Not for men, necessarily. I trust that most men can fend for themselves. But for years -- ever since becoming the mother of a boy -- I've worried about the new, Y-chromosome crop. Through maternal instinct, I've ``known" that the level playing field to which we aspired has become a farce.
Predictably, the pendulum of cultural correction went too far and now needs to come back toward center. Which is to say, girls are winning; boys are losing. Boys deserve -- and now desperately need -- saving.
In recent years, as girls have moved ahead in every field but sports -- and they're making huge, deserved strides there, too -- boys increasingly have slipped through the cracks. A few for-instances: Girls perform better in school; more women than men go to college; more women than men go to graduate schools; more boys than girls are diagnosed with childhood and adolescent health and behavioral problems; boys succeed more often at suicide, though girls try more often. And then there's Columbine et al.
Yet, we continue to hear that girls are doing badly. We continue to read headlines about girls losing their self-esteem, about girls being ignored in science class, about girls with eating disorders.
In selected cases, these stories are surely true. But in the main, according to studies that never made the news-media metamorphosis from research to throat-clutching headline, girls are well-adjusted, happy and thriving. Can we say the same about boys?
Not according to Christina Hoff Sommers, author of a new book in which she answers the question in profound and certain terms. In The War Against Boys, Sommers confirms what many of us have known in our mother-son souls. Using data rather than anecdote, she explains how the inequality myths came to be, why we embrace them despite our own contrary evidence and how we came to doubt our instincts.

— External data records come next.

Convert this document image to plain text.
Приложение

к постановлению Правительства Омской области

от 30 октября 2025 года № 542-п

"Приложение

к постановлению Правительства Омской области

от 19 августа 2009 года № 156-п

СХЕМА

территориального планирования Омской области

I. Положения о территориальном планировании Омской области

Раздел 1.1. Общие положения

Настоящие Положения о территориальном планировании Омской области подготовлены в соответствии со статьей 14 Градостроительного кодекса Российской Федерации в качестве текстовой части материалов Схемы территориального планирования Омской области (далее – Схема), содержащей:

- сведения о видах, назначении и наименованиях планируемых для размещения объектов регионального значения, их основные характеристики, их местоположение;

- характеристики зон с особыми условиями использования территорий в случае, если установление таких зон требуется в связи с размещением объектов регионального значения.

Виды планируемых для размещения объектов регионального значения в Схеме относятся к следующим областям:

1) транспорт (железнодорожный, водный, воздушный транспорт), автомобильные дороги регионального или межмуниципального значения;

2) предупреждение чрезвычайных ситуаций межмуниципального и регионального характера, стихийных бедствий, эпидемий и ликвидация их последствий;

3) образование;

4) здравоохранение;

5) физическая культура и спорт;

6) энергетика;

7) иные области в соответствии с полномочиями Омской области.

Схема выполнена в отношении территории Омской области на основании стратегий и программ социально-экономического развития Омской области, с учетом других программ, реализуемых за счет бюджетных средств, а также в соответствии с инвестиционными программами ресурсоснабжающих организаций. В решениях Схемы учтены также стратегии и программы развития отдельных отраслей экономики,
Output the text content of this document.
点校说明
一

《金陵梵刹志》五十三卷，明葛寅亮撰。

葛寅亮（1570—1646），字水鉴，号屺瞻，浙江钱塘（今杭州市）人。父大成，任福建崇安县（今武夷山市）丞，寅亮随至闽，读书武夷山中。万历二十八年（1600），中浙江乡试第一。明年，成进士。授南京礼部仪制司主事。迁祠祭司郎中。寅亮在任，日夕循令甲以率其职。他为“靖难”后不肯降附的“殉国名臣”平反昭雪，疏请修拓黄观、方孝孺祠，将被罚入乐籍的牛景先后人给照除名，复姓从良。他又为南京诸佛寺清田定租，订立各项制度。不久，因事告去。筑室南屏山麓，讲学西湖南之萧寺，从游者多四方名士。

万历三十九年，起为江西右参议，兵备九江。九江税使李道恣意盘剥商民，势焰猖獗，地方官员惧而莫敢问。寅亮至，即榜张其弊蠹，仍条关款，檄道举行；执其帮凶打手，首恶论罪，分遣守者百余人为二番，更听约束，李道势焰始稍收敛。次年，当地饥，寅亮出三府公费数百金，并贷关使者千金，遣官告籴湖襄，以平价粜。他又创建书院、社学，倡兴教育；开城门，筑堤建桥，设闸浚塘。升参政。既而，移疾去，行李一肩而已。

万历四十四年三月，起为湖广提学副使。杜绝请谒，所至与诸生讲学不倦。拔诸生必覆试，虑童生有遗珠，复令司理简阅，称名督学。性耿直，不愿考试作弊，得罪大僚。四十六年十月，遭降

By tracing each story to its roots -- to the original study, the original author, the original news-media reporting -- Sommers skillfully exposes how reality gets buried by myths that satisfy the moment.
Sommers also uncovers the studies you didn't hear about, the studies that might have diluted the mind-set that girls have been shafted.
For example, in 1982, at the same time a famous Harvard gender researcher was declaring that girls were drowning in the sea of Western culture, another University of Michigan study was finding that girls were pretty happy. Interviewing 3,000 scientifically selected high-school seniors, the researchers asked boys and girls whether, taking all things together, they were ``very happy, pretty happy or not too happy these days."
A whopping 86 percent of the girls and 88 percent of boys said they were ``pretty happy" or ``very happy.`` If these girls were drowning, Sommers writes, they didn't know it.
Sommers offers numerous such examples. If one were to summarize her findings, it would go something like this: The majority of studies conducted by agenda-driven ideologues often were poorly conducted, of small sample size, weren't peer-reviewed or published, and often disappeared so that other social scientists couldn't examine the hard data -- all sins against acceptable scientific protocol.
Yet, their findings made it into mainstream group-thought and persist because they suit the prevailing agenda that girls need extra attention.
The fallout from the propagation of such myths includes unnecessary or over-reaching laws and policies that have benefited girls at the expense of boys. More important -- and far more sinister -- they have contributed to a cultural attitude that makes boys feel that they're to blame for society's short-changing girls.
That's a burden no boy should have to bear. It'a a lie no society should tolerate.